LAWS(ALL)-2005-10-188

AHMAD Vs. IIIRD A D J SHAHJAHANPUR

Decided On October 21, 2005
AHMAD Appellant
V/S
Iiird A D J Shahjahanpur Respondents

JUDGEMENT

(1.) THIS is tenants' writ petition. Landlady - respondent No. 3 Smt. Shanti Devi filed SCC suit No. 47 of 1984 against the tenants -petitioners before JSCC/Munsif, Shahjahanpur. The suit was filed for eviction on the ground of default. In the said suit an application for striking off the defence of tenants - petitioners was filed on the ground that they had not deposited the entire arrears of rent admitted by them on the first date of hearing. The said application of the landlady was allowed ex parte on 24 -4 -1986, as on that date tenant -petitioners had not appeared. Through the said order defence of the defendant - petitioner was struck off. Thereafter plaintiff's evidence was recorded, evidence was closed, arguments were heard and 28 -4 -1986 was fixed for judgment. On 28 -4 -1986 the trial Court found that landlady -plaintiff failed to prove her case inspite of the fact that suit proceeded ex parte. Suit was, therefore, dismissed through judgment and decree dated 28 -4 -1986. Against the said judgment and decree plaintiff -respondent Smt. Shanti Devi filed SCC Civil revision No. 73 of 1987. The revisional Court held that plaintiff had filed and application for amendment of the plaint seeking an amendment to the effect that rent was due from 4 -5 -1981 and not from 4 -5 -1984 and as the trial Court had not disposed of that application hence judgment and decree of the trial Court through which suit was dismissed was erroneous. Accordingly revision was allowed by District Judge, Shahjahanpur on 5 -5 -1988 judgment and decree dated 28 -4 -1988 was set aside and suit was remanded. After remand the trial Court by order dated 13 -1 -1989 allowed the amendment application of the plaintiff. Thereafter, tenant -defendant filed an application for permission to file written statement. The trial Court through judgment and order dated 20 -1 -1990 rejected the application of the tenants and refused to permit them to file written statement. Against the said order petitioners filed SCC revision No. 17 of 1990. IIIrd ADJ Shahjahanpur through judgment and order dated 5 -9 -1990 rejected the revision hence this writ petition.

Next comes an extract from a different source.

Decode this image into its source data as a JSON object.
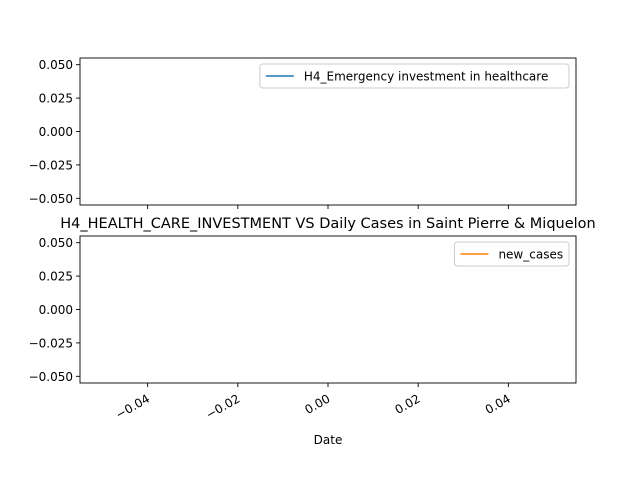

(2.) THE revisional Court wrongly held that on 28 -4 -1986 suit was dismissed in default. On 28 -4 -1986 suit was dismissed on merit. Both the Courts below mainly placing reliance upon Mohd. Ali v. Indar Lal, 1983 (2) ARC 353, held that as order dated 24 -4 -1986 which had been passed before the suit was dismissed) was not challenged by the tenants in revision hence they could not question its validity and as by the said order their defence had been struck off hence they could not be permitted to file written statement.

(3.) IN the aforesaid authority of Mohd. Ali suit had been decreed EX PARTE and later restored. In the instant case suit was dismissed not in DEFAULT but on merit. The principle that on restoration of suit, interim orders revive applies only when suit is either dismissed in default or decreed ex parte and thereafter it is restored. This principle does not apply when suit is decided on merit and thereafter judgment is set aside by higher Court and matter is remanded. The Supreme Court in a recent authority reported in AIR 2004 SC 3992, V. Jacob v. S. Geevarghese, has held that after restoration of suit dismissed in default only certain types of interlocutory orders (like injunction order) revive and not all types of interlocutory order. Even otherwise the aforesaid authority is not more good law in view of later authority of Supreme Court reported in S.C. Jain v. A.D.J., AIR 1989 SC 1070, wherein it is held that the date fixed after setting aside of ex parte decree is the date of first hearing. In the aforesaid authority of Mohd. Ali suit was decreed ex parte. While applying for setting aside ex parte decree defendant could also pray for setting aside order of striking off the defence which he did not do. In the instant case suit was dismissed on merit hence there was no opportunity available to the defendant to challenge order of striking off the defence through revision.